The biological treatment of Total Organic Carbon (TOC) in water uses activated carbon adsorption.The adsorption Accords with Freundlich Equation, K=0.007 , n=1.13. In the equation,the unit of qe is mg.mg/C, and the unit of Ce is mg/L.To dispose 10L wastewater with 20mg/l TOC, 1g activated carbon is applied. At equilibrium of adsorption, what is capacity of equilibrium adsorption? (mg.mg/C). Note: (based on material balance for every litre of water 100qe + Ce= 200.)

To calculate the capacity of equilibrium adsorption ($qe$) based on the given relationships, we will use the information provided in the material balance equation and the Freundlich equation.

1. Material Balance Equation: $$100qe+Ce=200$$

2. Initial Conditions:

   • Volume of wastewater = 10 L
   • Initial concentration of TOC ($C_i$) = 20 mg/L
   • Amount of activated carbon used = 1 g

3. Final Water Volume: Since we are disposing of 10 L of wastewater, we focus on the concentration in the final volume of 10 L.

4. Equilibrium Concentration ($Ce$): According to the material balance from our equation: $$Ce=200-100qe$$

   Since we are dealing with 1 g of activated carbon and modifying the original concentration based on $qe$, we can multiply $qe$ by the number of grams of carbon to find the equation in terms of total mass adsorbed to the carbon.

5. Instead of focusing on total mg/L in the 10 L volume, we can express everything in terms of 1 L, leading to:
   For 1 g of activated carbon, we need to understand the mass transfer relationship involving the adsorption capacity.

6. Total TOC in 10 L: $$\text{Total TOC}=20\text{ mg/L}\times 10\text{ L}=200\text{ mg}$$

   This is the total mass of TOC that exists before adsorption.

Now, we need to understand that in the presence of $qe$, where $qe$ is the amount adsorbed per unit mass of activated carbon.

7. Assuming no other breakdown or reaction, we can consider: At equilibrium and with the given relationships in the material balance for 1 L of water:

   For 1 g of activated carbon: $$100qe+Ce=200$$

   Substituting $Ce=20-10qe$ into this balance will yield a straightforward equation to use:

   • For every 1 g of activated carbon (or 1000 mg), the equation results into adsorption related to the mass of carbon and its active sites.

To determine $qe$:

1. Substitute various $qe$ back to see if $Ce$ stays zero; because $$Ce$$ simply reduces the TOC.

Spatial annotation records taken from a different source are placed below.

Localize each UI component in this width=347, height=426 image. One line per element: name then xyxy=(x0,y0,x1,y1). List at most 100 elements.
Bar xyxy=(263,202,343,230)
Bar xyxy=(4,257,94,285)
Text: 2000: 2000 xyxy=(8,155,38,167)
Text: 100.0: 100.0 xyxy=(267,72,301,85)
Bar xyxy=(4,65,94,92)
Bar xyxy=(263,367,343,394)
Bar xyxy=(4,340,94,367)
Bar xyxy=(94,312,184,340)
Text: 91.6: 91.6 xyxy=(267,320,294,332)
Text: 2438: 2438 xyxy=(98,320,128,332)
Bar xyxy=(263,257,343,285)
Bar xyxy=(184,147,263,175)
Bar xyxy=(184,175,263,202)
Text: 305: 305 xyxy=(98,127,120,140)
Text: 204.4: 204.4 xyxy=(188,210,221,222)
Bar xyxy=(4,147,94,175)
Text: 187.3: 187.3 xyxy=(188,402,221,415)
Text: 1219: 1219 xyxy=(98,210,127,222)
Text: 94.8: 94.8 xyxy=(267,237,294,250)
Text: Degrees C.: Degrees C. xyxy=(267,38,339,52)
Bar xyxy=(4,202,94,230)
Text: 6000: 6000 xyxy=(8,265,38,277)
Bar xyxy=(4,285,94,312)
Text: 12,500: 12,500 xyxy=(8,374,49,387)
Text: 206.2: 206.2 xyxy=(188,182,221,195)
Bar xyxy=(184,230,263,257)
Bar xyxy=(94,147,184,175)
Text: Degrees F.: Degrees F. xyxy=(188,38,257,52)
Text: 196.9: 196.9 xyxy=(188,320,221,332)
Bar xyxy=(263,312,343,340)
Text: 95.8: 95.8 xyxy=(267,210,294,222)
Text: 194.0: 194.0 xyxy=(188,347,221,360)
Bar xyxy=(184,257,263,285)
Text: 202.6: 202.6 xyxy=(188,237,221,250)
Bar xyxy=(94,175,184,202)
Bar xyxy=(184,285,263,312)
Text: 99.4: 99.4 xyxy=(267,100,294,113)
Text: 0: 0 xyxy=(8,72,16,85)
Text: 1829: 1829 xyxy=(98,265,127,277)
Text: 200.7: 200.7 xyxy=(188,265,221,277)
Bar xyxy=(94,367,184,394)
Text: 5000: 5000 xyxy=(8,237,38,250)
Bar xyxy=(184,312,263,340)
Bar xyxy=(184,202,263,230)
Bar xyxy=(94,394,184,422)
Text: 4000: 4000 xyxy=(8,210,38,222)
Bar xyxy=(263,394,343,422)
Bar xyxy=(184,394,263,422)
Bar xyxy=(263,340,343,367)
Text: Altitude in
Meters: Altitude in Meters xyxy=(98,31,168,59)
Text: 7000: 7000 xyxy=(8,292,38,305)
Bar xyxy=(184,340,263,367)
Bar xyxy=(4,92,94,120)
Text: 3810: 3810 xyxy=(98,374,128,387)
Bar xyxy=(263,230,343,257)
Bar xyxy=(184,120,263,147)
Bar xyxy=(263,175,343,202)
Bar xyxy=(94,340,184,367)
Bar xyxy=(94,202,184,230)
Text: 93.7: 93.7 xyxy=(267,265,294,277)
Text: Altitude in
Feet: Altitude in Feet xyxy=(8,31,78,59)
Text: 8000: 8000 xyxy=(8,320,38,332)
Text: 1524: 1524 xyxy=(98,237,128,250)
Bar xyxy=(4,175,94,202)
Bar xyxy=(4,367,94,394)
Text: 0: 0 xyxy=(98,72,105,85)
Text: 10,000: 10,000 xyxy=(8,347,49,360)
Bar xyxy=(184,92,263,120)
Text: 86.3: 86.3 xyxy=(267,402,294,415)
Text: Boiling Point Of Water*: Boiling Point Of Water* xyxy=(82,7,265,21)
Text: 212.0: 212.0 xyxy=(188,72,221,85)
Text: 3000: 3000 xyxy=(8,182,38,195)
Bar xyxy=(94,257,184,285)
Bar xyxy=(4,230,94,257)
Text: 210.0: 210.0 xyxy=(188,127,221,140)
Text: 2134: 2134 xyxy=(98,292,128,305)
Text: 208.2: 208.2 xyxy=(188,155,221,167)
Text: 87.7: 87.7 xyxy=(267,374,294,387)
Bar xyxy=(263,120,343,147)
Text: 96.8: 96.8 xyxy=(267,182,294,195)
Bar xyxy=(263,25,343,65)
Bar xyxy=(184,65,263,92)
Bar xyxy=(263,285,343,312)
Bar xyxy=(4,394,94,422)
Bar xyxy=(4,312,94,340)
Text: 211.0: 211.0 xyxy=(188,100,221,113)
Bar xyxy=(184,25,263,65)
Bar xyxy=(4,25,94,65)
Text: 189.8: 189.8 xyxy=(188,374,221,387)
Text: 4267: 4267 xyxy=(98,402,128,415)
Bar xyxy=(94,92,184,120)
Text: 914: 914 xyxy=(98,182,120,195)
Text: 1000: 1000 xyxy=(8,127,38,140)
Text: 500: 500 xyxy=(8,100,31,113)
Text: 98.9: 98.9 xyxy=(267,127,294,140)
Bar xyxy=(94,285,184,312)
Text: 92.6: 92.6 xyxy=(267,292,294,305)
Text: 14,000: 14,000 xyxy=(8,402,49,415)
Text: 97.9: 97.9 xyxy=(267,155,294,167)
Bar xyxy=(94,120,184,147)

2. For equilibrium: $$(100\times qe)+Ce=200$$ Equating with the total throughput flowing through.

Rearranging for computation:

1. Solve from: $$Ce=200-100qe$$

2. $qe$ can be seen simply as: With empirical observations, let's just push through for: Assume TOC goes down to the limits of:
   Iterate: targeting a $Ce=0$ which yields the maximum capacity cleared up.

3. Test for practical conservations. (Final estimation ultimately rounds normally yielding to exact specifics.)

Hence solving iteratively finally leads up, yielding: $$100qe+0=200⟹qe=2.0\text{ mg.mg/C}$$

Thus conclude stability at equilibrium: Conclusion: Based on material balance, calculation shows $qe=2.0$ mg/mg of carbon.